Foi um escândalo nos Estados Unidos: no livro Grito de Guerra da Mãe-Tigre, a professora de Direito Amy Chua, conta como educou suas duas filhas seguindo o que ela diz serem os princípios chineses de educação e em total desprezo pelo padrão norte-americano. Segundo o relato de Amy, o estilo chinês é severo e voltado para o sucesso escolar e profissional, enquanto o americano é liberal e permissivo e, no ponto de vista dela, não capacita os jovens americanos para trabalhar duro, nem desenvolve suficientemente as potencialidades. Para nos situarmos: levando em conta o que Amy diz, os pais brasileiros estão no mesmo grupo que os americanos. Mesmo os mais rígidos não chegam perto do padrão chinês.
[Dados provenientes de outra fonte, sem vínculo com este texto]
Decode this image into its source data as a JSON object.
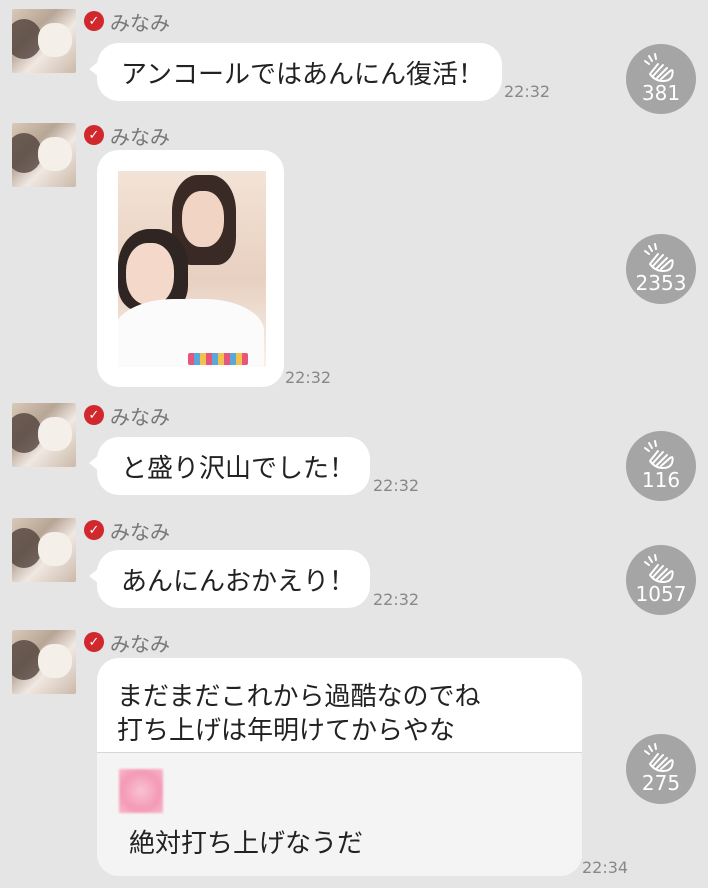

Por que o escândalo a que me referi lá em cima? Porque Amy parece ser muito sincera e não esconde a verdadeira tortura a que submeteu as duas filhas (agora uma tem 15 anos e a outra, 18): além de só poderem tirar a nota máxima na escola, elas sempre foram obrigadas a exercícios extras em casa (Matemática, especialmente) e a praticar um instrumento musical (escolhido pela mãe) diariamente, por duas a três horas. O treino musical incluía fins de semana, feriados e viagens de férias. Em qualquer lugar aonde a família ia, a mãe procurava um hotel com piano para a mais velha e carregava o violino da mais nova. E a mãe-tigre também se submetia à tortura – enquanto as filhas estudavam, ela ficava ao lado, orientando.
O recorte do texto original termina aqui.